Consensus astrophysicists believe that “acoustical wave-guides” carry hot gas from inside the Sun. Their work uses hydrodynamic models to explain how electromagnetic radiation escapes the solar interior. In their models, solar flares are caused by so-called “magnetic reconnection” in the Sun’s atmosphere that short circuit its “magnetic field lines”. “Magnetic energy” then accelerates “superheated gas” into space. That hot gas is said to travel outward because kinetic effects “push” it.

An alternative to kinetic energy is an electrically active Sun, which means that electric discharges penetrate the solar photosphere, allowing electric charge to flow into its depths. Electromagnetic flux tubes, rather than acoustical wave-guides, expose the Sun’s darker, cooler interior. An important consideration regarding weather on Earth is that those flux tubes connect the Sun’s electromagnetic field directly to Earth’s ionosphere. How does that connection manifest in Earth’s environment?

Solar flares increase Earth’s auroral displays when they encounter its electromagnetic fields, so the conclusion is that flares are composed of charged particles. Since they follow Earth’s polar cusps, they are electrical in nature.
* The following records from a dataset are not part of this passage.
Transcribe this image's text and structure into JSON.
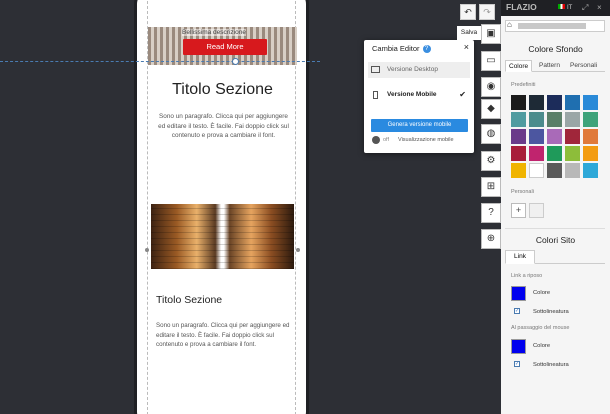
{
  "phone_preview": {
    "hero_caption": "Bellissima descrizione",
    "read_more": "Read More",
    "section_title": "Titolo Sezione",
    "section_text": "Sono un paragrafo. Clicca qui per aggiungere ed editare il testo. È facile. Fai doppio click sul contenuto e prova a cambiare il font.",
    "subsection_title": "Titolo Sezione",
    "subsection_text": "Sono un paragrafo. Clicca qui per aggiungere ed editare il testo. È facile. Fai doppio click sul contenuto e prova a cambiare il font."
  },
  "dialog": {
    "title": "Cambia Editor",
    "help": "?",
    "close": "×",
    "options": [
      {
        "label": "Versione Desktop",
        "selected": false
      },
      {
        "label": "Versione Mobile",
        "selected": true
      }
    ],
    "checkmark": "✔",
    "generate_button": "Genera versione mobile",
    "toggle_state": "off",
    "toggle_label": "Visualizzazione mobile"
  },
  "toolbar": {
    "undo": "↶",
    "redo": "↷",
    "save": "Salva",
    "tools": [
      {
        "name": "save-disk-icon",
        "glyph": "▣"
      },
      {
        "name": "desktop-icon",
        "glyph": "▭"
      },
      {
        "name": "eye-icon",
        "glyph": "◉"
      },
      {
        "name": "paint-bucket-icon",
        "glyph": "◆"
      },
      {
        "name": "palette-icon",
        "glyph": "◍"
      },
      {
        "name": "gear-icon",
        "glyph": "⚙"
      },
      {
        "name": "add-page-icon",
        "glyph": "⊞"
      },
      {
        "name": "help-icon",
        "glyph": "?"
      },
      {
        "name": "crosshair-icon",
        "glyph": "⊕"
      }
    ]
  },
  "topbar": {
    "logo": "FLAZIO",
    "language": "IT",
    "expand_icon": "⤢",
    "close_icon": "×"
  },
  "panel": {
    "home_icon": "⌂",
    "title_bg": "Colore Sfondo",
    "tabs": [
      "Colore",
      "Pattern",
      "Personali"
    ],
    "predefined_label": "Predefiniti",
    "swatch_colors": [
      "#1b1b1b",
      "#1e2a36",
      "#1c2c5a",
      "#1f6fb0",
      "#2a8ad8",
      "#4f9ba0",
      "#4c8c8c",
      "#5a7f68",
      "#9aa6a6",
      "#3ea37a",
      "#6a3a8a",
      "#4c56a0",
      "#a96ab8",
      "#a0263a",
      "#e07a3a",
      "#a81d3a",
      "#c0246e",
      "#1f9a5a",
      "#8dbd3a",
      "#f39c12",
      "#f0b400",
      "#ffffff",
      "#5a5a5a",
      "#b8b8b8",
      "#2ea8d8"
    ],
    "personal_label": "Personali",
    "add": "+",
    "title_site": "Colori Sito",
    "link_tab": "Link",
    "rest_label": "Link a riposo",
    "color_label": "Colore",
    "underline_label": "Sottolineatura",
    "hover_label": "Al passaggio del mouse",
    "color_label_2": "Colore",
    "underline_label_2": "Sottolineatura",
    "check": "✓",
    "link_color": "#0000ee"
  }
}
On September 7, 2005 an X17 solar flare impacted Earth’s magnetosphere, knocking out radio transmissions and overloading power station transformers. Is it a coincidence that hurricanes Katrina (August 29th) and Rita (September 23rd) occurred on either side of the fourth largest X-flare ever recorded?
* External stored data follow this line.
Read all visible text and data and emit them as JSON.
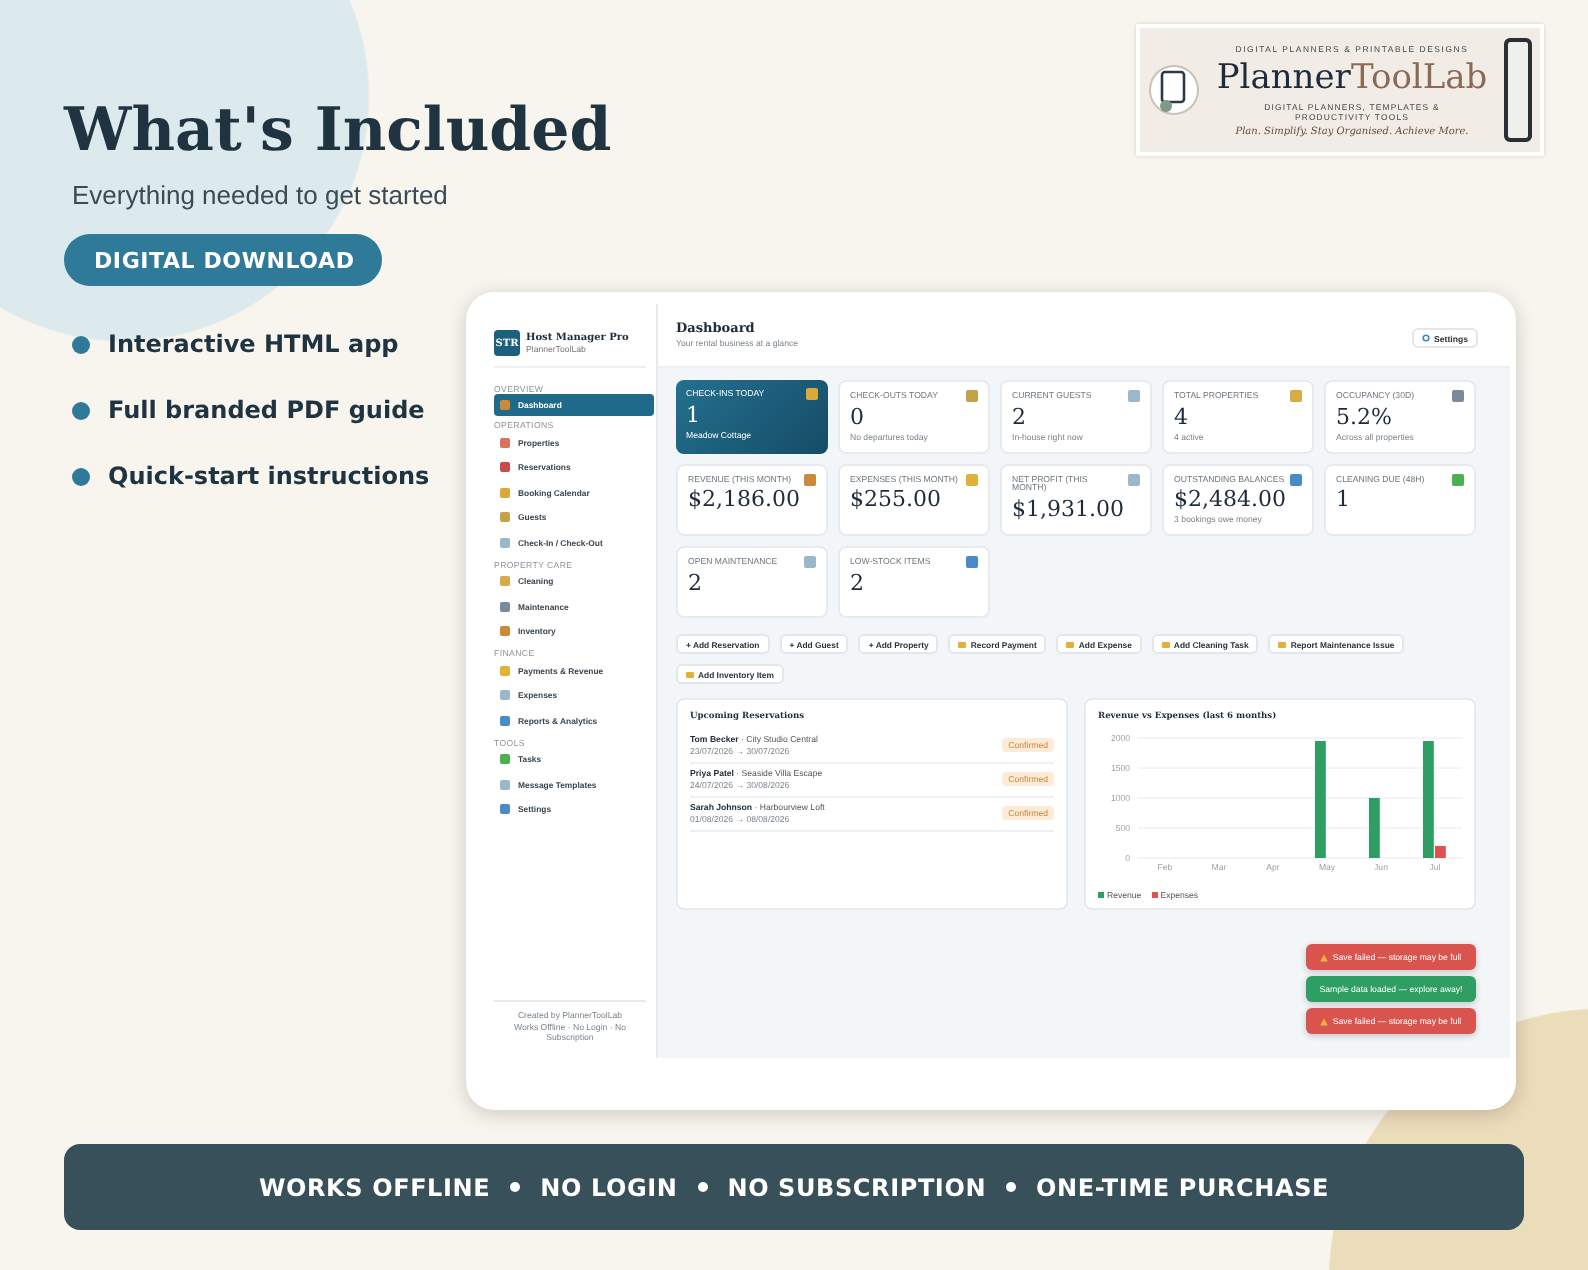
{
  "hero": {
    "title": "What's Included",
    "subtitle": "Everything needed to get started",
    "button": "DIGITAL DOWNLOAD",
    "features": [
      "Interactive HTML app",
      "Full branded PDF guide",
      "Quick-start instructions"
    ]
  },
  "logo_banner": {
    "eyebrow": "DIGITAL PLANNERS & PRINTABLE DESIGNS",
    "brand_first": "Planner",
    "brand_second": "ToolLab",
    "tagline": "DIGITAL PLANNERS, TEMPLATES & PRODUCTIVITY TOOLS",
    "motto": "Plan. Simplify. Stay Organised. Achieve More."
  },
  "app": {
    "brand": {
      "mark": "STR",
      "name": "Host Manager Pro",
      "by": "PlannerToolLab"
    },
    "sidebar": {
      "sections": [
        {
          "heading": "OVERVIEW",
          "items": [
            {
              "label": "Dashboard",
              "selected": true
            }
          ]
        },
        {
          "heading": "OPERATIONS",
          "items": [
            {
              "label": "Properties",
              "selected": false
            },
            {
              "label": "Reservations",
              "selected": false
            },
            {
              "label": "Booking Calendar",
              "selected": false
            },
            {
              "label": "Guests",
              "selected": false
            },
            {
              "label": "Check-In / Check-Out",
              "selected": false
            }
          ]
        },
        {
          "heading": "PROPERTY CARE",
          "items": [
            {
              "label": "Cleaning",
              "selected": false
            },
            {
              "label": "Maintenance",
              "selected": false
            },
            {
              "label": "Inventory",
              "selected": false
            }
          ]
        },
        {
          "heading": "FINANCE",
          "items": [
            {
              "label": "Payments & Revenue",
              "selected": false
            },
            {
              "label": "Expenses",
              "selected": false
            },
            {
              "label": "Reports & Analytics",
              "selected": false
            }
          ]
        },
        {
          "heading": "TOOLS",
          "items": [
            {
              "label": "Tasks",
              "selected": false
            },
            {
              "label": "Message Templates",
              "selected": false
            },
            {
              "label": "Settings",
              "selected": false
            }
          ]
        }
      ],
      "footer": [
        "Created by PlannerToolLab",
        "Works Offline · No Login · No Subscription"
      ]
    },
    "header": {
      "title": "Dashboard",
      "subtitle": "Your rental business at a glance",
      "settings_button": "Settings"
    },
    "stat_cards": [
      {
        "label": "CHECK-INS TODAY",
        "value": "1",
        "note": "Meadow Cottage",
        "highlighted": true
      },
      {
        "label": "CHECK-OUTS TODAY",
        "value": "0",
        "note": "No departures today",
        "highlighted": false
      },
      {
        "label": "CURRENT GUESTS",
        "value": "2",
        "note": "In-house right now",
        "highlighted": false
      },
      {
        "label": "TOTAL PROPERTIES",
        "value": "4",
        "note": "4 active",
        "highlighted": false
      },
      {
        "label": "OCCUPANCY (30D)",
        "value": "5.2%",
        "note": "Across all properties",
        "highlighted": false
      },
      {
        "label": "REVENUE (THIS MONTH)",
        "value": "$2,186.00",
        "highlighted": false
      },
      {
        "label": "EXPENSES (THIS MONTH)",
        "value": "$255.00",
        "highlighted": false
      },
      {
        "label": "NET PROFIT (THIS MONTH)",
        "value": "$1,931.00",
        "highlighted": false
      },
      {
        "label": "OUTSTANDING BALANCES",
        "value": "$2,484.00",
        "note": "3 bookings owe money",
        "highlighted": false
      },
      {
        "label": "CLEANING DUE (48H)",
        "value": "1",
        "highlighted": false
      },
      {
        "label": "OPEN MAINTENANCE",
        "value": "2",
        "highlighted": false
      },
      {
        "label": "LOW-STOCK ITEMS",
        "value": "2",
        "highlighted": false
      }
    ],
    "quick_actions": [
      {
        "label": "+ Add Reservation",
        "kind": "text"
      },
      {
        "label": "+ Add Guest",
        "kind": "text"
      },
      {
        "label": "+ Add Property",
        "kind": "text"
      },
      {
        "label": "Record Payment",
        "kind": "icon"
      },
      {
        "label": "Add Expense",
        "kind": "icon"
      },
      {
        "label": "Add Cleaning Task",
        "kind": "icon"
      },
      {
        "label": "Report Maintenance Issue",
        "kind": "icon"
      },
      {
        "label": "Add Inventory Item",
        "kind": "icon"
      }
    ],
    "reservations": {
      "title": "Upcoming Reservations",
      "rows": [
        {
          "guest": "Tom Becker",
          "property": "· City Studio Central",
          "dates": "23/07/2026 → 30/07/2026",
          "status": "Confirmed"
        },
        {
          "guest": "Priya Patel",
          "property": "· Seaside Villa Escape",
          "dates": "24/07/2026 → 30/08/2026",
          "status": "Confirmed"
        },
        {
          "guest": "Sarah Johnson",
          "property": "· Harbourview Loft",
          "dates": "01/08/2026 → 08/08/2026",
          "status": "Confirmed"
        }
      ]
    },
    "revenue_chart": {
      "chart_data": {
        "type": "bar",
        "title": "Revenue vs Expenses (last 6 months)",
        "categories": [
          "Feb",
          "Mar",
          "Apr",
          "May",
          "Jun",
          "Jul"
        ],
        "series": [
          {
            "name": "Revenue",
            "color": "#2e9e63",
            "values": [
              0,
              0,
              0,
              1950,
              1000,
              1950
            ]
          },
          {
            "name": "Expenses",
            "color": "#e05252",
            "values": [
              0,
              0,
              0,
              0,
              0,
              200
            ]
          }
        ],
        "ylim": [
          0,
          2000
        ],
        "yticks": [
          0,
          500,
          1000,
          1500,
          2000
        ],
        "grid": true,
        "legend": true
      }
    },
    "toasts": [
      {
        "kind": "error",
        "text": "Save failed — storage may be full"
      },
      {
        "kind": "success",
        "text": "Sample data loaded — explore away!"
      },
      {
        "kind": "error",
        "text": "Save failed — storage may be full"
      }
    ]
  },
  "footer_banner": {
    "items": [
      "WORKS OFFLINE",
      "NO LOGIN",
      "NO SUBSCRIPTION",
      "ONE-TIME PURCHASE"
    ]
  }
}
Further evidence for solar electrical influence is that, 12 years later, hurricanes Harvey (August 25, 2017) and Irma (with wind speeds of 290 kilometers per hour on September 10, 2017) were spawned before and after an X9.3 flare on September 8 (the eighth largest solar flare ever recorded) and then an X8.2 flare on the same day. At similar periods in the solar cycle, within days of each other, violent electromagnetic changes in the Sun initiated violent weather events on Earth.

Electric stars, like the Sun, generate electric fields. Whenever there is charge separation in a plasma, an electric field appears. That field accelerates charged solar particles, forming coherent flows of electric charge throughout the Solar System, otherwise known as Birkeland currents. When electricity builds up beyond a trigger point within the Sun’s inductive fields, solar plasma discharges at near relativistic velocities—solar flares could be like tremendous lightning bursts on the Sun.

Electric Universe advocate, Wal Thornhill wrote:

“It is obvious from looking at powerful mass expulsion activity in active stars and galaxies that gravitational models are inadequate to explain what is going on. Gravity is an attractive force only. Recourse to magnetic field behavior magically divorced from electric currents serves merely to reinforce the mystical quality of modern physics without telling us anything about the true cause.”